Specifically, I'm trying to optimize the following query (TPC-H Q10):
select
c_custkey,
c_name,
sum(l_extendedprice * (100 - l_discount)) as revenue,
c_acctbal,
n_name,
c_address,
c_phone,
c_comment
from CUSTOMER_INT, ORDERS_INT, LINEITEM_INT, NATION_INT
where
c_custkey = o_custkey
and l_orderkey = o_orderkey
and o_orderdate >= date '1994-08-01'
and o_orderdate < date '1994-08-01' + interval '3' month
and l_returnflag = 'R' and c_nationkey = n_nationkey
group by c_custkey, c_name, c_acctbal, c_phone, n_name,
c_address, c_comment
order by revenue desc limit 20;
When running the query, iostat reports the disk reading at about 4MB/s,
which suggests lots of random seeking.
Looking at explain, I get:
mysql> explain select c_custkey, c_name, sum(l_extendedprice * (100 -
l_discount)) as revenue, c_acctbal, n_name, c_address, c_phone,
c_comment from CUSTOMER_INT, ORDERS_INT, LINEITEM_INT, NATION_INT
where c_custkey = o_custkey and l_orderkey = o_orderkey and
o_orderdate >= date '1994-08-01' and o_orderdate < date '1994-08-01' +
interval '3' month and l_returnflag = 'R' and c_nationkey = n_nationkey
group by c_custkey, c_name, c_acctbal, c_phone, n_name,
c_address, c_comment order by revenue desc limit 20;
+----+-------------+--------------+--------+-------------------+-----------+---------+-------------------------------------+---------+-----------------------------------------------------+
| id | select_type | table | type | possible_keys | key
| key_len | ref | rows |
Extra |
+----+-------------+--------------+--------+-------------------+-----------+---------+-------------------------------------+---------+-----------------------------------------------------+
| 1 | SIMPLE | CUSTOMER_INT | ALL | PRIMARY | NULL
| NULL | NULL | 1501528 | Using
temporary; Using filesort |
| 1 | SIMPLE | NATION_INT | eq_ref | PRIMARY | PRIMARY
| 4 | tpch-10.00.CUSTOMER_INT.C_NATIONKEY | 1 |
NULL |
| 1 | SIMPLE | ORDERS_INT | ref | PRIMARY,O_CUSTKEY | O_CUSTKEY
| 4 | tpch-10.00.CUSTOMER_INT.C_CUSTKEY | 7 | Using where;
Using join buffer (Batched Key Access) |
| 1 | SIMPLE | LINEITEM_INT | ref | PRIMARY | PRIMARY
| 4 | tpch-10.00.ORDERS_INT.O_ORDERKEY | 1 | Using
where |
+----+-------------+--------------+--------+-------------------+-----------+---------+-------------------------------------+---------+-----------------------------------------------------+
4 rows in set (0.00 sec)
I'm wondering why, in this particular query, mysql doesn't use the BKA to
join the LINEITEM_INT table, but uses it for the ORDERS_INT table?
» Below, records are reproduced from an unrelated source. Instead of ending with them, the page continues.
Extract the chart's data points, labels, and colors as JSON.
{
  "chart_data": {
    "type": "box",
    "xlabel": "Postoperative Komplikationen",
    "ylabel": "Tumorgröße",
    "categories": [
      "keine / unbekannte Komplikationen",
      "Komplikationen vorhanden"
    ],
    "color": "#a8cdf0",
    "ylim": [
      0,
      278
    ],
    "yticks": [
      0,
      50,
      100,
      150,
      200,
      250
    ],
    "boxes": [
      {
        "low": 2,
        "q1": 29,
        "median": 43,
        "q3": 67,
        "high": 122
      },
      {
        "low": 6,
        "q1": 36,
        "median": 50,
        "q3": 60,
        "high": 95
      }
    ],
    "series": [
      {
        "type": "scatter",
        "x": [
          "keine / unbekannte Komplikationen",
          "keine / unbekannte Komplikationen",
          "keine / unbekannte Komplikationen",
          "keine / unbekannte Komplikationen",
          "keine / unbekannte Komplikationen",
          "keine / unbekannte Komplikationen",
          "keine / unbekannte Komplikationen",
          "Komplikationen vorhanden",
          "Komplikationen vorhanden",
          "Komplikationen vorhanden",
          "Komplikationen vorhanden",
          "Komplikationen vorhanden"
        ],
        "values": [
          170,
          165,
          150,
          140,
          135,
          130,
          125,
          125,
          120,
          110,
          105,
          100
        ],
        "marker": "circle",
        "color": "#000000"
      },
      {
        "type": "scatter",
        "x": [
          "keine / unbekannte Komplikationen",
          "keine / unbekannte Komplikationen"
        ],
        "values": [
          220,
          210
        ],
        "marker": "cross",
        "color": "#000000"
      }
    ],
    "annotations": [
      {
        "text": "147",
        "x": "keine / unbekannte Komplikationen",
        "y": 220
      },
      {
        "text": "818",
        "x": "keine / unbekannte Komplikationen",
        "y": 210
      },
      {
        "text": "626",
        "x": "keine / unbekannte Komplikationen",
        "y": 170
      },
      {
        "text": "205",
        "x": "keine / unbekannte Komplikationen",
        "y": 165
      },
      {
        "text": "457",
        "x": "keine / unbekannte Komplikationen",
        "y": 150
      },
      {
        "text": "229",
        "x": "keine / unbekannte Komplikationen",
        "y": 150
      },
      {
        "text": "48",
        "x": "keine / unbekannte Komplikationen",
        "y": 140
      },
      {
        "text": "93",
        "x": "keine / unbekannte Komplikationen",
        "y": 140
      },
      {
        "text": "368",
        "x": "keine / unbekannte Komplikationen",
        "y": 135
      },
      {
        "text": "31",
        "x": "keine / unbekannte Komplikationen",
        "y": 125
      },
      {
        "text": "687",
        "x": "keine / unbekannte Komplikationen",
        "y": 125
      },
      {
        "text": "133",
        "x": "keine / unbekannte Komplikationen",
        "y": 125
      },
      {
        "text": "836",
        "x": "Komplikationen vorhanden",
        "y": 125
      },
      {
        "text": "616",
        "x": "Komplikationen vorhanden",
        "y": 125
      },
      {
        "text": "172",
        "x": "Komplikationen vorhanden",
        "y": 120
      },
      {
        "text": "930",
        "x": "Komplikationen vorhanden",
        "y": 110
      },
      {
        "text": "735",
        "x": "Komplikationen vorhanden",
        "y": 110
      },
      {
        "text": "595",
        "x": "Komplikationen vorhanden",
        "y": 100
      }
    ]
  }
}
It seems
like it should also use BKA to batch key fetches from the LINEITEM_INT
table (this I believe is the reason for the slow performance).
Relative mysql paramters:
--innodb-buffer-pool-size=2G
--optimizer_switch=mrr=on
--optimizer_switch=mrr_cost_based=off
--optimizer_switch=batched_key_access=on
--join_buffer_size=12M
--read_rnd_buffer_size=12M
Hopefully, I'm not missing anything too obvious here. Thanks!